Making things worse for her, she says the fire was the result of a trailer that’d been parked illegally in her neighborhood, one she’d been watching anxiously for days, “I was really like, wow, let’s hope nothing happens.”

Bryan said before the fire, she had called law enforcement and code enforcement. She says law enforcement arrived before the fire and asked the owner to leave just a few hours before the trailer burst into flames. When the trailer did catch fire, Bryan figured the one positive thing was that it would finally be moved, but it wasn’t.

“When you see something just being left there, and not knowing what’s happening with it, you feel like people don’t care,” said Bryan.

Six days after the fire, on Nov. 7, the city cleared the trailer.
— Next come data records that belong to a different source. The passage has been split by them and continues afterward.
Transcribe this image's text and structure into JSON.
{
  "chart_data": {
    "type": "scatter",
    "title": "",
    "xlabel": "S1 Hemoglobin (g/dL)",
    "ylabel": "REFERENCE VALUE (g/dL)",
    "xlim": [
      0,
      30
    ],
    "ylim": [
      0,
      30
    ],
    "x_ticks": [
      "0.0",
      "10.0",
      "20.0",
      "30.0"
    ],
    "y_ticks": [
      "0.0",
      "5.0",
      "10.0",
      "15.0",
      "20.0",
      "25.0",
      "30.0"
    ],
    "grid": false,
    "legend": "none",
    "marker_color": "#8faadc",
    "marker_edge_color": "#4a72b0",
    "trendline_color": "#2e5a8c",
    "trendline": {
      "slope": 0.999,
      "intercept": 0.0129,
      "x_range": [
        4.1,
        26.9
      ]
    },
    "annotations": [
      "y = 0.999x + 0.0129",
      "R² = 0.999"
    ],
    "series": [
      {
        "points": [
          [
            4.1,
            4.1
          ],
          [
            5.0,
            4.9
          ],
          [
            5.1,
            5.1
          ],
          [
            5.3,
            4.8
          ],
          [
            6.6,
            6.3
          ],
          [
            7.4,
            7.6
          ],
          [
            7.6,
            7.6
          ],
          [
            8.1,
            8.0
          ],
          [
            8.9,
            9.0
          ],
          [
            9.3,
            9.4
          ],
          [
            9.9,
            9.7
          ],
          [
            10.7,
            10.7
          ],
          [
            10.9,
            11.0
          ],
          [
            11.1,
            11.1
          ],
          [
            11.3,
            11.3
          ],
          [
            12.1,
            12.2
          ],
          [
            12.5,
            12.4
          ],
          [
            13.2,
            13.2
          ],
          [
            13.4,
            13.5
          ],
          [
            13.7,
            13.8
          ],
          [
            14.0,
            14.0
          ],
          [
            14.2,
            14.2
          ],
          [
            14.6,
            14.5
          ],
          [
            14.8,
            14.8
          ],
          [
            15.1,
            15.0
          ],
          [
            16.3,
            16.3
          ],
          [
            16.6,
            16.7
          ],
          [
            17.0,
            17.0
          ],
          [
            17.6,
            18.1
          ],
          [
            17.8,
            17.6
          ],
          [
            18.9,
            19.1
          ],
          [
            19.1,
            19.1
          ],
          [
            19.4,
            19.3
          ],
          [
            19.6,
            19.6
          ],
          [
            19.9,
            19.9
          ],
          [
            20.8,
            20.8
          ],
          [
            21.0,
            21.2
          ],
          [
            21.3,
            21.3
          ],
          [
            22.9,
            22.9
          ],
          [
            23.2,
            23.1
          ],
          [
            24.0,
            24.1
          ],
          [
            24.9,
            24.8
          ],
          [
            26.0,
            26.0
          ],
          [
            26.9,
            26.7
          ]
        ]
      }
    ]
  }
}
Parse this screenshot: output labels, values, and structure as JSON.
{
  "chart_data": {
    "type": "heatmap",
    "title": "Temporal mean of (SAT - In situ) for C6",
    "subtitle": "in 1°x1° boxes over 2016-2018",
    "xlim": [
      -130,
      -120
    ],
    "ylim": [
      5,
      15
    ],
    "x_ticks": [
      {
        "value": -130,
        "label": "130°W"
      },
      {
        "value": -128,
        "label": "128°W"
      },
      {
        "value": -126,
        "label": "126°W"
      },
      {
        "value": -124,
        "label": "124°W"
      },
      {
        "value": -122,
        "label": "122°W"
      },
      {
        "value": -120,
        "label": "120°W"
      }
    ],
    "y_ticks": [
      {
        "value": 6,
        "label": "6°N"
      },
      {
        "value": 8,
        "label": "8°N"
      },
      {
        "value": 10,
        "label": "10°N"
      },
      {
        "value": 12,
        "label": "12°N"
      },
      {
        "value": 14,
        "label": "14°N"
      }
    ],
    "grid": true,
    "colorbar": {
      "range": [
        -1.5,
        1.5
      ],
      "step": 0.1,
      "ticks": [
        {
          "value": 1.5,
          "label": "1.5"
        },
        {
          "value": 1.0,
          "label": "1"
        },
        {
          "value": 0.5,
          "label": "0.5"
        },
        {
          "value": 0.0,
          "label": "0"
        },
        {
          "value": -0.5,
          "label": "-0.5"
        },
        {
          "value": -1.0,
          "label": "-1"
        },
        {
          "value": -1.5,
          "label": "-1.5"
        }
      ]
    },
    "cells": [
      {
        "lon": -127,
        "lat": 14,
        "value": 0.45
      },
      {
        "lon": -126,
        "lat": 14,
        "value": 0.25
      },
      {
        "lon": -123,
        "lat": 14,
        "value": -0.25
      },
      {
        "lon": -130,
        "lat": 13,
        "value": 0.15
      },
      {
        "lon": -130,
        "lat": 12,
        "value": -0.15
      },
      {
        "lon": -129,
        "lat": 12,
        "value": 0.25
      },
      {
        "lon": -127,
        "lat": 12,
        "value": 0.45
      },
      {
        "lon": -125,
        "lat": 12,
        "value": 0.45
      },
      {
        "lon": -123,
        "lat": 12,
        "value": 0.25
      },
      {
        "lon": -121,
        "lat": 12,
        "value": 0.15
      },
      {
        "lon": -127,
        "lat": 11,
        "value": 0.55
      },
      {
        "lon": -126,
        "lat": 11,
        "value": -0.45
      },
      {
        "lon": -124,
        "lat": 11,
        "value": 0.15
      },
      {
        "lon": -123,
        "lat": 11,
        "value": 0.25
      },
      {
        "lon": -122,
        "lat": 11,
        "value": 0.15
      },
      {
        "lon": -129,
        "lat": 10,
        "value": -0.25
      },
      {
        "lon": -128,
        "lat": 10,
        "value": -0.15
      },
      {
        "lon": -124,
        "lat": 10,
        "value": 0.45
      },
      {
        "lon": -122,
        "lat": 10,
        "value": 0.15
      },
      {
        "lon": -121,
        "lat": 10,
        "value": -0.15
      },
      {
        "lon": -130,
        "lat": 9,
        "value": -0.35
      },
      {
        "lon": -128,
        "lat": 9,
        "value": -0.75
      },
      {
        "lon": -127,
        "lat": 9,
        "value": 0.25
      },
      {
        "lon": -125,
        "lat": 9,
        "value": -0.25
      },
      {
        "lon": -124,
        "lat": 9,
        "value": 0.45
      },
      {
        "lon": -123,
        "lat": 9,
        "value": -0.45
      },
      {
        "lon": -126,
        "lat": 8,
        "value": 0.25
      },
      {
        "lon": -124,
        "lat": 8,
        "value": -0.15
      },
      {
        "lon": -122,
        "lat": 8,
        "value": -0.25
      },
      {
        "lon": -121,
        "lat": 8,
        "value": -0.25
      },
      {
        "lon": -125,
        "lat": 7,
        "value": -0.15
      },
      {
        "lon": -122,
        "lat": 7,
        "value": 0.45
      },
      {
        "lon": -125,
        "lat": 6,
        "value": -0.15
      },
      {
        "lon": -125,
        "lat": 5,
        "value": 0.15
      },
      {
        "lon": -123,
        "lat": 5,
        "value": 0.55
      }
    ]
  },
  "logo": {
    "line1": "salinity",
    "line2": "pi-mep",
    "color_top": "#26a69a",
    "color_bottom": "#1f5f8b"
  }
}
Heather Sweet, the Director of Customer Experience, and Luis Garcia, Director of Code Enforcement and Parking Services, from the City of Spokane, said they have always had a high volume of complaints submitted outside of the downtown core, added based on their resources and this case’s safety sensitivity the turnaround was standard.

“It wasn’t an unreasonable duration for the response because the Spokane Police Department Parking Services team did respond to it rather swiftly,” said Garcia.

Sweet added that even if you have filed a claim, they haven’t responded to you can update your case, “if conditions change, give us a call or report it again, because we can update the existing case or help get the information over to the parking enforcement teams to make sure it gets the appropriate prior authorization when necessary.”

But, for Bryan and the residents who live in the neighborhood, although they are relieved the RV has been moved, their experience is part of the bigger picture, “I worry because there are so many more people that are in the same situation dealing with something similar in their neighborhood. I have major concerns for how the city is going to deal with this moving forward.”